Hi All. I totaly forgot about the dog show, luckily my son reminded me just in time to see the toy group. What a beautiful Maltese! He coat was just beautiful and the way he pranced around the ring you could see he was having fun! What a beautiful baby!

If you missed it and would like to watch the link below will tell you how to catch it when it is shown again!

The westminster Dog Show

Judi


----------



## Bushi's Mom (Dec 2, 2003)

Talking about the Dog Show................

That Pick-a-nee-nee came in first place again in the Toy Group.... The Beautiful Flawless Maltese came in 2nd Place. A Good friend of mines just bought a Pick-a-nee-nee, i never mentioned the Show LOL Or else i would not hear the End Of It...... 

Better Luck Next Year Maltese Lovers

Maltese Rules <_<


----------



## Guest (Mar 11, 2004)

I just noticed this thread. The Best of bread is Noah's grandfather!

"Ch Marcris Thrill Of Victory"

My breeder told me that but I never looked at it until now. Thats neat!


----------



## docnascar (Feb 24, 2004)

I did it again. I always forget to Log In.


****************************

I just noticed this thread. The Best of bread is Noah's grandfather!

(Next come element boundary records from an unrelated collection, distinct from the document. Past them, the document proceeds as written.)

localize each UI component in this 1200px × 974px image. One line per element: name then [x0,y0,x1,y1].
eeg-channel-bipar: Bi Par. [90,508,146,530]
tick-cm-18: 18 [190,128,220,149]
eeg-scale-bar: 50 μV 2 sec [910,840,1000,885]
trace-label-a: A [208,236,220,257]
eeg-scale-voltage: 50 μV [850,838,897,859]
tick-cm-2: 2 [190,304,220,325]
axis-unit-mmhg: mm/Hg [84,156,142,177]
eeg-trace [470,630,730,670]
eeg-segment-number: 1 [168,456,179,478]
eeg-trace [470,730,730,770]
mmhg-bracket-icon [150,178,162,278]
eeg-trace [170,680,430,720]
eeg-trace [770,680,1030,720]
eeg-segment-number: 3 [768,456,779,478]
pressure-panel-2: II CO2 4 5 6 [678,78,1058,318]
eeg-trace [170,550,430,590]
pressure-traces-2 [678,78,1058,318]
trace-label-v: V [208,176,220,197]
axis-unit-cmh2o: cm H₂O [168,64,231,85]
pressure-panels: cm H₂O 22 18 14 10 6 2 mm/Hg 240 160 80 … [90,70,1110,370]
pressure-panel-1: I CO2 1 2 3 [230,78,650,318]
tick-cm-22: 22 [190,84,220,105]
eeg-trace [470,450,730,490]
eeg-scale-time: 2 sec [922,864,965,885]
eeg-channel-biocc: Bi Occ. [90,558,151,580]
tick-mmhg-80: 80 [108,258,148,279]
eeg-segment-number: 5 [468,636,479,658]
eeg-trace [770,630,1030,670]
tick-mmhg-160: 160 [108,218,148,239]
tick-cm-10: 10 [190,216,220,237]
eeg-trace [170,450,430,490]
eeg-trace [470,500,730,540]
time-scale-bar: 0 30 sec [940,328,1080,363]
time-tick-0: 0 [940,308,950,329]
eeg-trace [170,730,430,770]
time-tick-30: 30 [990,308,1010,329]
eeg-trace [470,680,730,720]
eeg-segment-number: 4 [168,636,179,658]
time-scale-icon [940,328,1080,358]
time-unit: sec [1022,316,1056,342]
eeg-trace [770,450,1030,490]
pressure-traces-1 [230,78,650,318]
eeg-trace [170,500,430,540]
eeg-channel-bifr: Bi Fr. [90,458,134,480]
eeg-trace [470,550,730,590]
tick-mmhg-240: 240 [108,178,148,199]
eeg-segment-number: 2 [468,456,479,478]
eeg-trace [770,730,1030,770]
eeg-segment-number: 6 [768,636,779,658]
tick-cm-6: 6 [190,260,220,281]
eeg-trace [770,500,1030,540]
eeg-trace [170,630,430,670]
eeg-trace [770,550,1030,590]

"Ch Marcris Thrill Of Victory"

My breeder told me that but I never looked at it until now. Thats neat!


----------



## kit001 (Jul 6, 2003)

I know I can be biased on this, but c'mon, the Pek wasn't half as beautiful as the Malt was. I watched the Eukanuba Dog Show also and the same Pek, the whole time wishing someone would brush his beautiful coat out and make him look more natural. The poor thing looked to me like a huge POM-POM! I dont 'say that to be cruel, but the Malt DID have a more natural look to him. I know they are not just judging on that sort of thing, but I dunno......................


----------



## pico's parent (Apr 5, 2004)

I'm with you on that Pekingese at Westminster. I am obviously no judge of the breed but he didn't even look like a dog. I mean, how can they judge a dog whose body you can't see? :lol: 

He's a big multi champ, though, so I guess I am the ignorant one!


----------